1.0.7 • Published 4 years ago

precise-json v1.0.7

Weekly downloads
10
License
MIT
Repository
github
Last release
4 years ago

precise-json

precise-json is a replacement for JSON.parse and JSON.stringify intended to prevent information of any kind, particularly numerical information, from being lost.

If we construct a JavaScript object like so:

const obj = {a: 0.1}

then the actual numeric value of the obj.a, as seen and understood by the JavaScript programming language, is precisely

0.1000000000000000055511151231257827021181583404541015625

However, when we JSON.stringify this object:

JSON.stringify(obj) // '{"a":0.1}'

we notice that, despite the fact that every JSON specification allows numbers to have arbitrary precision, quite a lot of information has been silently lost. A very similar problem affects large numbers:

JSON.stringify({a: 90071992547409904}) // '{"a":90071992547409900}'

And information can also be silently lost at parse time:

JSON.parse('{"a":0.1}') // {a: 0.1000000000000000055511151231257827021181583404541015625}

precise-json is the solution to these problems. As we see here:

npm install precise-json
import preciseJson from 'precise-json'

preciseJson.stringify({a: 0.1})
// '{"a":0.1000000000000000055511151231257827021181583404541015625}'

preciseJson.stringify({a: 90071992547409904})
// '{"a":90071992547409904}'

preciseJson.parse('{"a":0.1000000000000000055511151231257827021181583404541015625}')
// {a: 0.1}

preciseJson.parse('{"a":0.1}')
// throws an exception

preciseJson.stringify(value)

Works like JSON.stringify(value) but throws an exception if you attempt to stringify any of the following:

  • undefined
  • Infinity, -Infinity or NaN
  • a symbol
  • a function
  • a sparse array (e.g. [,,,4])
  • an array with non-numeric keys (e.g. const arr = []; arr.foo = 'bar')
  • a non-extensible object
  • an object with
    • a symbol property
    • a read-only property
    • an accessor (getter/setter) property
    • a non-configurable property
    • a non-enumerable property
  • any object whose prototype is not Array.prototype or Object.prototype, such as
    • a Date
    • a boxed String, Number or Boolean
    • a Map, Set, WeakMap or WeakSet
    • any typed array
  • an object whose prototype has been altered using __proto__ or Object.setPrototypeOf
    • wherever possible

The idea is that any information which cannot be preserved in the JSON format and then theoretically read back by a JSON parser at the far end is not suitable for stringification. Contrast with JSON.stringify, which silently replaces unstringifiable values with nulls and does other puzzling, ambiguating things.

Additionally,

  • stringified numbers are output with the complete decimal expansion, regardless of how large or small they are, instead of being rounded/truncated
  • the number -0 is output complete with its leading minus sign.

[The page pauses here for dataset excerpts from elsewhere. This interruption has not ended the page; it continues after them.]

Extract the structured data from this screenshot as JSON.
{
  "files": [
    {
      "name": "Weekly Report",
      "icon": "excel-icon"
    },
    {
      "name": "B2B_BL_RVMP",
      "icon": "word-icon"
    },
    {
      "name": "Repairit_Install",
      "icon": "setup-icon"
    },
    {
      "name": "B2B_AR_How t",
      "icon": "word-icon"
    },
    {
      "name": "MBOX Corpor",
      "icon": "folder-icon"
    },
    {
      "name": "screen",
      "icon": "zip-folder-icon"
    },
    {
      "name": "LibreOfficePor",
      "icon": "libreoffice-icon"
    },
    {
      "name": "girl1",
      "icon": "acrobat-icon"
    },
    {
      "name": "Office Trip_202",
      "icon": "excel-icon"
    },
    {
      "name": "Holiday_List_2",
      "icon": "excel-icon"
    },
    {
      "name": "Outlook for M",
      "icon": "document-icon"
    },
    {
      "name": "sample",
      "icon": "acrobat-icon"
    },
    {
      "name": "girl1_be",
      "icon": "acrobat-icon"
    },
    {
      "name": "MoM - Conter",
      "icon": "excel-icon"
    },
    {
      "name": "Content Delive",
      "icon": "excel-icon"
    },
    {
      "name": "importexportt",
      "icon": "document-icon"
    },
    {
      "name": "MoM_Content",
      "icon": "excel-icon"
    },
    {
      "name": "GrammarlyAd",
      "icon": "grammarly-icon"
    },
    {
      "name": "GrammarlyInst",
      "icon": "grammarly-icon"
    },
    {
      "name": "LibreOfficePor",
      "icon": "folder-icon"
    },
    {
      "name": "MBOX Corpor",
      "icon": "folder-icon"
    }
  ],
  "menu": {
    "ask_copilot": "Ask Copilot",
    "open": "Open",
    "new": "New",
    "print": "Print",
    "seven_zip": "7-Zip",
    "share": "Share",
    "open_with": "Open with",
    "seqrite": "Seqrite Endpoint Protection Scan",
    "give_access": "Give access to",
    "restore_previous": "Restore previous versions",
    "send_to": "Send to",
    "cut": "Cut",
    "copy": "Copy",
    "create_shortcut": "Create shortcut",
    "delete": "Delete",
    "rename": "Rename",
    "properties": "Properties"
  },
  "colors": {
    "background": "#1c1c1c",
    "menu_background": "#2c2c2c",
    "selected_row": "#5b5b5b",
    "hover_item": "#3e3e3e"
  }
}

This means that if the JSON parser at the far end is capable of losslessly parsing arbitrarily large integers and arbitrarily precise decimals and negative zero, it has the opportunity to do so. Remember, that parser need not be JSON.parse! It could, for example, be:

preciseJson.parse(string)

This is much less likely to be useful to you, unless the JSON string which you are parsing was originally constructed by preciseJson.stringify.

As with preciseJson.stringify, the idea is to prevent information from being lost. preciseJson.parse works exactly like JSON.parse except that it throws an exception if it attempts to parse any of the following:

  • a number which cannot be precisely represented as a JavaScript number
  • an object with duplicate keys

This means that e.g. preciseJson.parse('{"a":0.1}') will fail. However, preciseJson.parse('{"a":0.1000000000000000055511151231257827021181583404541015625}') will work just fine, returning an object {a: 0.1}. Additionally, the ambiguity of '{"a":0,"a":1}' is now helpfully and permanently resolved in the way it should always have been: with an error.